Hilarious about your husband. I stopped bringing mine for the same reason. Neuro was explaining how I need to continue to look after my overall health, trying to make the point that not every new ache and pain will necessarily be due to MS. I understood his point, I'm sure he's experienced this with patients, especially the newly diagnosed. My husband thought he was being patronizing, and being loyal to me, said Don't worry, I think she knows not to bother you when she catches a cold. ............ Also awkward. Neuro just kept talking, focused on me, ignoring the comment. I tried to shoot my husband a dirty look but with the crazy diplopia crossed eyes I had at the time, it was lost on him. I don't bring him along anymore. :)

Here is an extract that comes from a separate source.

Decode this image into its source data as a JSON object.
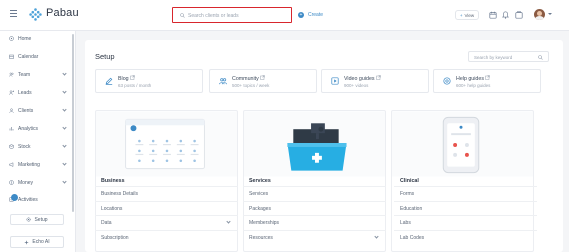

I think the issue is that neurologists often see only in black and white and textbook patterns. I've seen 8 neurologists in various states and always the same approach. I keep bullet point notes with a timeline in medical terminology- makes no difference. If I'm describing a circle type issue that doesn't fit in a square box then already the apt will not be fully productive. We have to remember these are not all holistic doctors- often they skip the bigger picture. It's sad and frustrating, but i believe it's in line with their focal thinking. The question is how to deal with that school of thought.
The typical male patient who frustrates doctors is the one who goes in for a checkup and has only mundane questions during the exam ... until the very end, as the doctor wraps it up, stands up and almost makes it out the door. That's where the typical male patient will say, "Just one more thing ..." and THERE comes the patient's biggest concern that he was afraid to bring up. It is often something they are just embarrassed to bring up, like impotence, or something they are scared about, like symptoms of cancer. So the doc almost made it out the door, but he KNOWS this is the biggest issue that is going to turn out to be something big.
I guess in the end we're all iindividuals and while there may be some stereotypical gender behavior, it may have more to do with personality types. I think overall men are more aggressive and blunt, yet there are more women than in previous years that share those traits.
Btw, I am putting the finishing touches on my timeline and will get it posted soon. Want to make it as brief yet concise as possible.